Well, *if* you free it. The nice thing about mmap is that RAM can be
reused even if you don't free it.

> the virtual ram can't be given back to the os

That depends on the malloc implementation. GNU malloc uses heap based
allocation only for small chunks (less than 128 kB by default, I think),
but mmap-based allocation for larger chunks. So for a scalar larger than
128 kB, the space can and will be given back to the OS.

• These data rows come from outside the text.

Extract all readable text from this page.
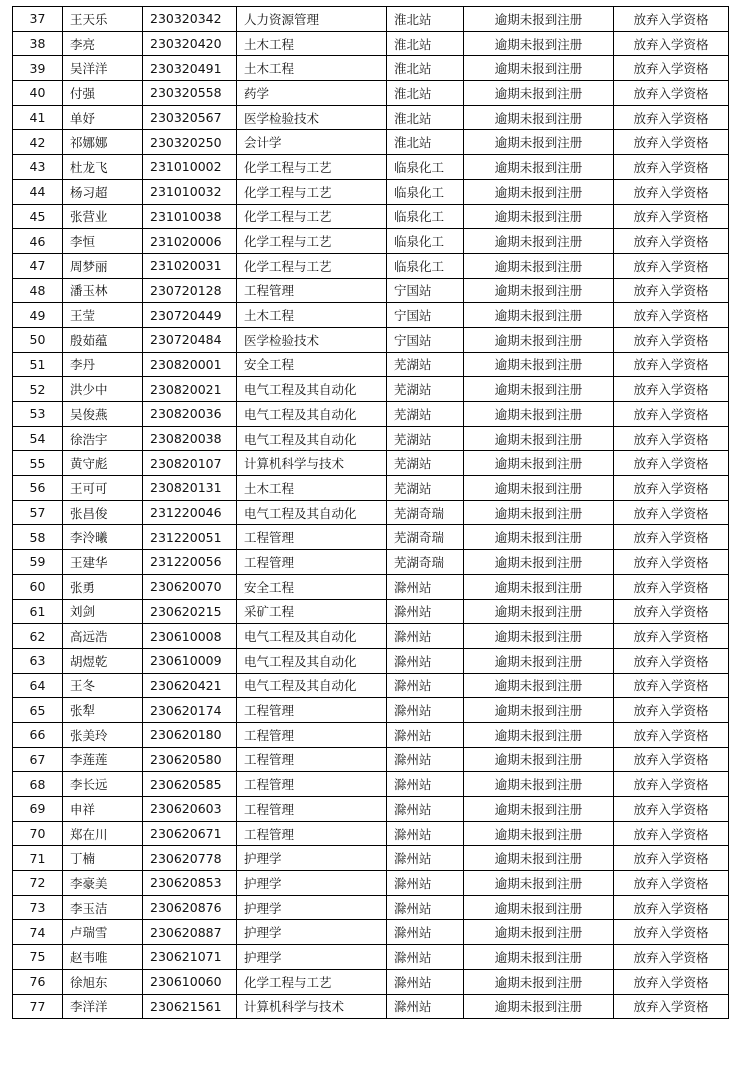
37	王天乐	230320342	人力资源管理	淮北站	逾期未报到注册	放弃入学资格
38	李亮	230320420	土木工程	淮北站	逾期未报到注册	放弃入学资格
39	吴洋洋	230320491	土木工程	淮北站	逾期未报到注册	放弃入学资格
40	付强	230320558	药学	淮北站	逾期未报到注册	放弃入学资格
41	单妤	230320567	医学检验技术	淮北站	逾期未报到注册	放弃入学资格
42	祁娜娜	230320250	会计学	淮北站	逾期未报到注册	放弃入学资格
43	杜龙飞	231010002	化学工程与工艺	临泉化工	逾期未报到注册	放弃入学资格
44	杨习超	231010032	化学工程与工艺	临泉化工	逾期未报到注册	放弃入学资格
45	张营业	231010038	化学工程与工艺	临泉化工	逾期未报到注册	放弃入学资格
46	李恒	231020006	化学工程与工艺	临泉化工	逾期未报到注册	放弃入学资格
47	周梦丽	231020031	化学工程与工艺	临泉化工	逾期未报到注册	放弃入学资格
48	潘玉林	230720128	工程管理	宁国站	逾期未报到注册	放弃入学资格
49	王莹	230720449	土木工程	宁国站	逾期未报到注册	放弃入学资格
50	殷茹蕴	230720484	医学检验技术	宁国站	逾期未报到注册	放弃入学资格
51	李丹	230820001	安全工程	芜湖站	逾期未报到注册	放弃入学资格
52	洪少中	230820021	电气工程及其自动化	芜湖站	逾期未报到注册	放弃入学资格
53	吴俊燕	230820036	电气工程及其自动化	芜湖站	逾期未报到注册	放弃入学资格
54	徐浩宇	230820038	电气工程及其自动化	芜湖站	逾期未报到注册	放弃入学资格
55	黄守彪	230820107	计算机科学与技术	芜湖站	逾期未报到注册	放弃入学资格
56	王可可	230820131	土木工程	芜湖站	逾期未报到注册	放弃入学资格
57	张昌俊	231220046	电气工程及其自动化	芜湖奇瑞	逾期未报到注册	放弃入学资格
58	李泠曦	231220051	工程管理	芜湖奇瑞	逾期未报到注册	放弃入学资格
59	王建华	231220056	工程管理	芜湖奇瑞	逾期未报到注册	放弃入学资格
60	张勇	230620070	安全工程	滁州站	逾期未报到注册	放弃入学资格
61	刘剑	230620215	采矿工程	滁州站	逾期未报到注册	放弃入学资格
62	高远浩	230610008	电气工程及其自动化	滁州站	逾期未报到注册	放弃入学资格
63	胡煜乾	230610009	电气工程及其自动化	滁州站	逾期未报到注册	放弃入学资格
64	王冬	230620421	电气工程及其自动化	滁州站	逾期未报到注册	放弃入学资格
65	张犁	230620174	工程管理	滁州站	逾期未报到注册	放弃入学资格
66	张美玲	230620180	工程管理	滁州站	逾期未报到注册	放弃入学资格
67	李莲莲	230620580	工程管理	滁州站	逾期未报到注册	放弃入学资格
68	李长远	230620585	工程管理	滁州站	逾期未报到注册	放弃入学资格
69	申祥	230620603	工程管理	滁州站	逾期未报到注册	放弃入学资格
70	郑在川	230620671	工程管理	滁州站	逾期未报到注册	放弃入学资格
71	丁楠	230620778	护理学	滁州站	逾期未报到注册	放弃入学资格
72	李豪美	230620853	护理学	滁州站	逾期未报到注册	放弃入学资格
73	李玉洁	230620876	护理学	滁州站	逾期未报到注册	放弃入学资格
74	卢瑞雪	230620887	护理学	滁州站	逾期未报到注册	放弃入学资格
75	赵韦唯	230621071	护理学	滁州站	逾期未报到注册	放弃入学资格
76	徐旭东	230610060	化学工程与工艺	滁州站	逾期未报到注册	放弃入学资格
77	李洋洋	230621561	计算机科学与技术	滁州站	逾期未报到注册	放弃入学资格
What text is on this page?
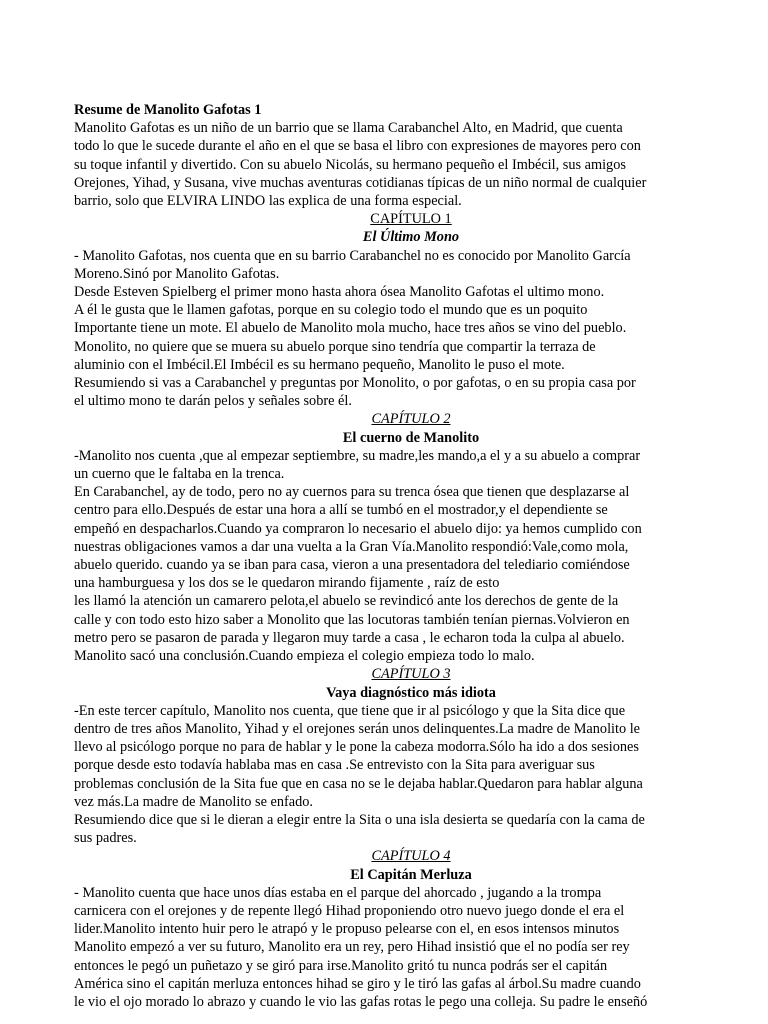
Resume de Manolito Gafotas 1
Manolito Gafotas es un niño de un barrio que se llama Carabanchel Alto, en Madrid, que cuenta
todo lo que le sucede durante el año en el que se basa el libro con expresiones de mayores pero con
su toque infantil y divertido. Con su abuelo Nicolás, su hermano pequeño el Imbécil, sus amigos
Orejones, Yihad, y Susana, vive muchas aventuras cotidianas típicas de un niño normal de cualquier
barrio, solo que ELVIRA LINDO las explica de una forma especial.
CAPÍTULO 1
El Último Mono
- Manolito Gafotas, nos cuenta que en su barrio Carabanchel no es conocido por Manolito García
Moreno.Sinó por Manolito Gafotas.
Desde Esteven Spielberg el primer mono hasta ahora ósea Manolito Gafotas el ultimo mono.
A él le gusta que le llamen gafotas, porque en su colegio todo el mundo que es un poquito
Importante tiene un mote. El abuelo de Manolito mola mucho, hace tres años se vino del pueblo.
Monolito, no quiere que se muera su abuelo porque sino tendría que compartir la terraza de
aluminio con el Imbécil.El Imbécil es su hermano pequeño, Manolito le puso el mote.
Resumiendo si vas a Carabanchel y preguntas por Monolito, o por gafotas, o en su propia casa por
el ultimo mono te darán pelos y señales sobre él.
CAPÍTULO 2
El cuerno de Manolito
-Manolito nos cuenta ,que al empezar septiembre, su madre,les mando,a el y a su abuelo a comprar
un cuerno que le faltaba en la trenca.
En Carabanchel, ay de todo, pero no ay cuernos para su trenca ósea que tienen que desplazarse al
centro para ello.Después de estar una hora a allí se tumbó en el mostrador,y el dependiente se
empeñó en despacharlos.Cuando ya compraron lo necesario el abuelo dijo: ya hemos cumplido con
nuestras obligaciones vamos a dar una vuelta a la Gran Vía.Manolito respondió:Vale,como mola,
abuelo querido. cuando ya se iban para casa, vieron a una presentadora del telediario comiéndose
una hamburguesa y los dos se le quedaron mirando fijamente , raíz de esto
les llamó la atención un camarero pelota,el abuelo se revindicó ante los derechos de gente de la
calle y con todo esto hizo saber a Monolito que las locutoras también tenían piernas.Volvieron en
metro pero se pasaron de parada y llegaron muy tarde a casa , le echaron toda la culpa al abuelo.
Manolito sacó una conclusión.Cuando empieza el colegio empieza todo lo malo.
CAPÍTULO 3
Vaya diagnóstico más idiota
-En este tercer capítulo, Manolito nos cuenta, que tiene que ir al psicólogo y que la Sita dice que
dentro de tres años Manolito, Yihad y el orejones serán unos delinquentes.La madre de Manolito le
llevo al psicólogo porque no para de hablar y le pone la cabeza modorra.Sólo ha ido a dos sesiones
porque desde esto todavía hablaba mas en casa .Se entrevisto con la Sita para averiguar sus
problemas conclusión de la Sita fue que en casa no se le dejaba hablar.Quedaron para hablar alguna
vez más.La madre de Manolito se enfado.
Resumiendo dice que si le dieran a elegir entre la Sita o una isla desierta se quedaría con la cama de
sus padres.
CAPÍTULO 4
El Capitán Merluza
- Manolito cuenta que hace unos días estaba en el parque del ahorcado , jugando a la trompa
carnicera con el orejones y de repente llegó Hihad proponiendo otro nuevo juego donde el era el
lider.Manolito intento huir pero le atrapó y le propuso pelearse con el, en esos intensos minutos
Manolito empezó a ver su futuro, Manolito era un rey, pero Hihad insistió que el no podía ser rey
entonces le pegó un puñetazo y se giró para irse.Manolito gritó tu nunca podrás ser el capitán
América sino el capitán merluza entonces hihad se giro y le tiró las gafas al árbol.Su madre cuando
le vio el ojo morado lo abrazo y cuando le vio las gafas rotas le pego una colleja. Su padre le enseñó
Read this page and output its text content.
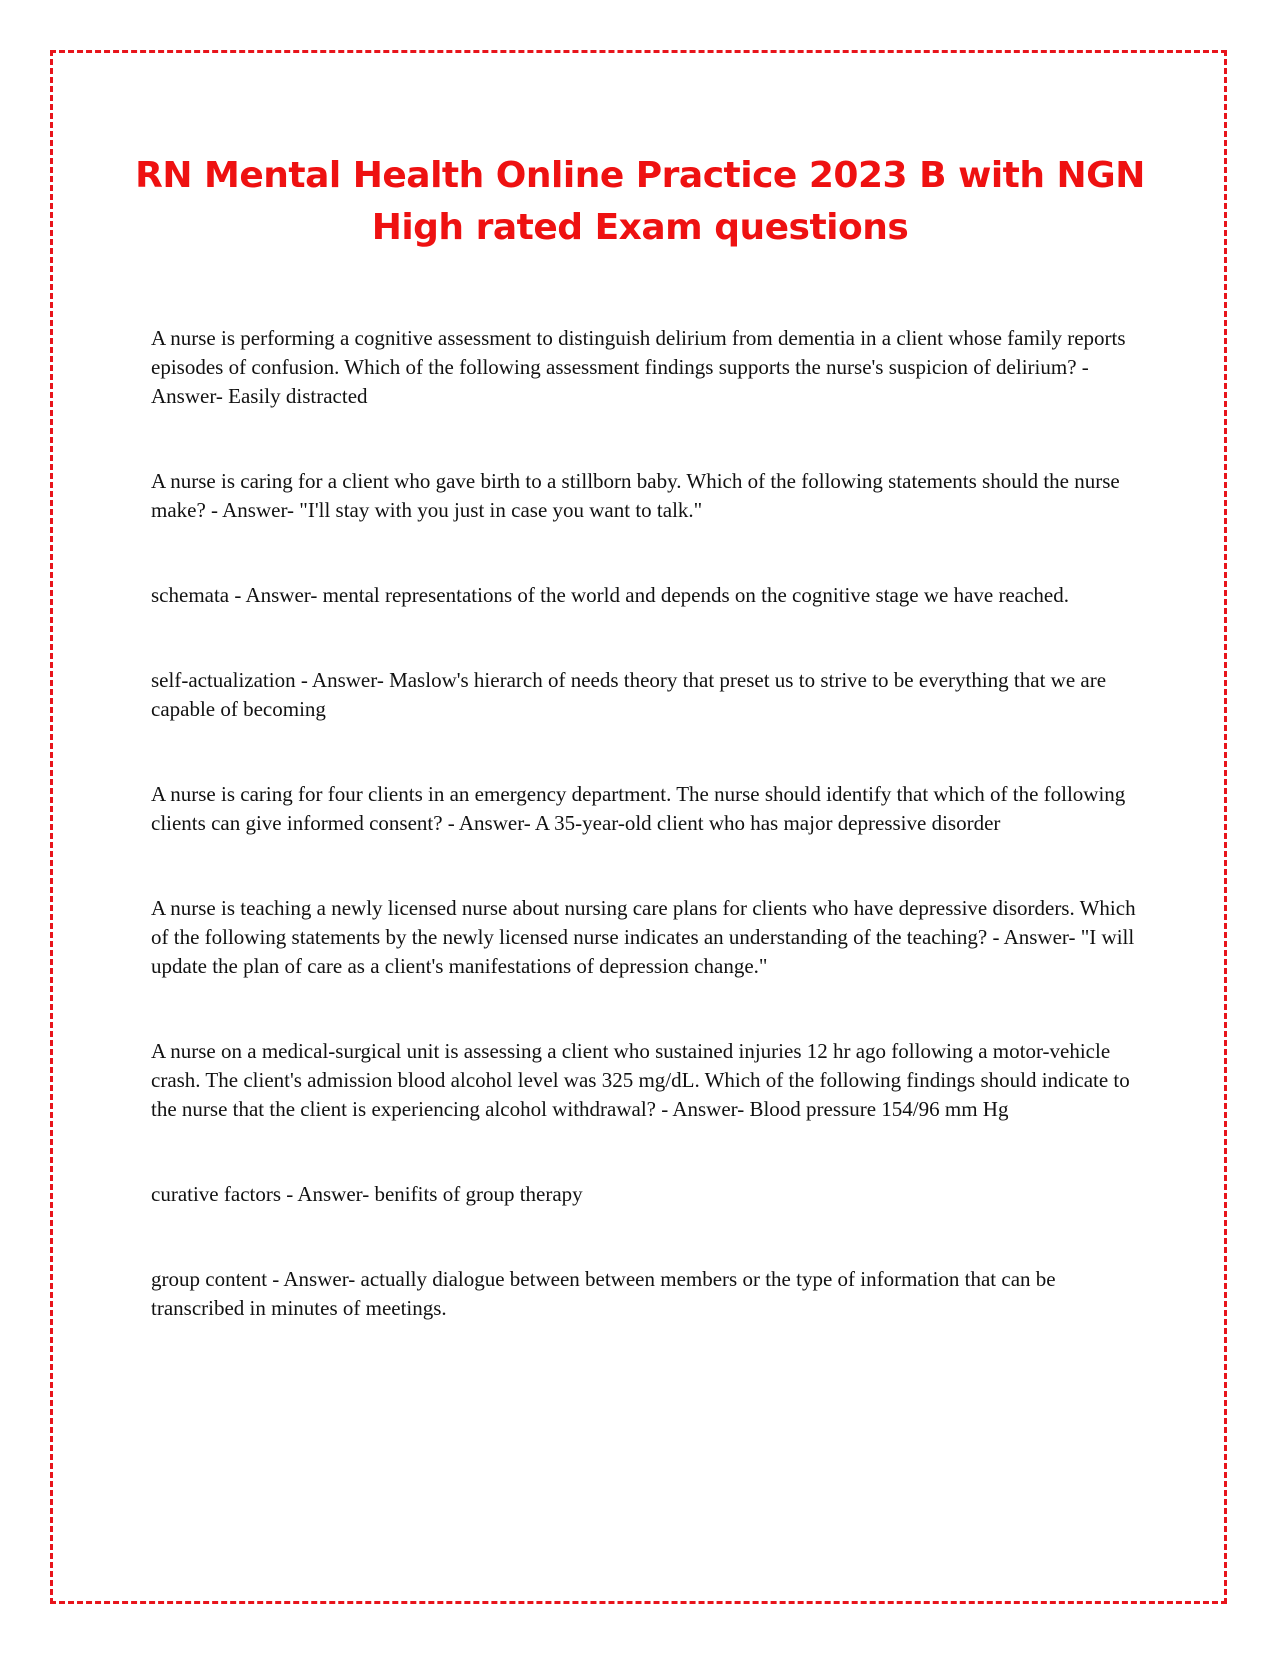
RN Mental Health Online Practice 2023 B with NGN
High rated Exam questions

A nurse is performing a cognitive assessment to distinguish delirium from dementia in a client whose family reports episodes of confusion. Which of the following assessment findings supports the nurse's suspicion of delirium? - Answer- Easily distracted

A nurse is caring for a client who gave birth to a stillborn baby. Which of the following statements should the nurse make? - Answer- "I'll stay with you just in case you want to talk."

schemata - Answer- mental representations of the world and depends on the cognitive stage we have reached.

self-actualization - Answer- Maslow's hierarch of needs theory that preset us to strive to be everything that we are capable of becoming

A nurse is caring for four clients in an emergency department. The nurse should identify that which of the following clients can give informed consent? - Answer- A 35-year-old client who has major depressive disorder

A nurse is teaching a newly licensed nurse about nursing care plans for clients who have depressive disorders. Which of the following statements by the newly licensed nurse indicates an understanding of the teaching? - Answer- "I will update the plan of care as a client's manifestations of depression change."

A nurse on a medical-surgical unit is assessing a client who sustained injuries 12 hr ago following a motor-vehicle crash. The client's admission blood alcohol level was 325 mg/dL. Which of the following findings should indicate to the nurse that the client is experiencing alcohol withdrawal? - Answer- Blood pressure 154/96 mm Hg

curative factors - Answer- benifits of group therapy

group content - Answer- actually dialogue between between members or the type of information that can be transcribed in minutes of meetings.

> but the real ram is reused.

> TW> Compare to if you slurp the file into some virtual RAM that's been malloc'd:
>
> TW> The RAM pages are all dirty (because you copied data into them) -
> TW> so if the system needs to reduce the working page set, it will
> TW> have to page those out to swap rather than just dropping them - it
> TW> no longer has the knowledge that they are in practise backed by
> TW> the original file.
>
> that is true. the readonly aspect of a mmap slurp is a win. but given
> the small sizes of most files slurped it isn't that large a win.

Yes. Mmap is only a win for large files. And I suspect "large" means
really large - somewhere on the same order as available RAM.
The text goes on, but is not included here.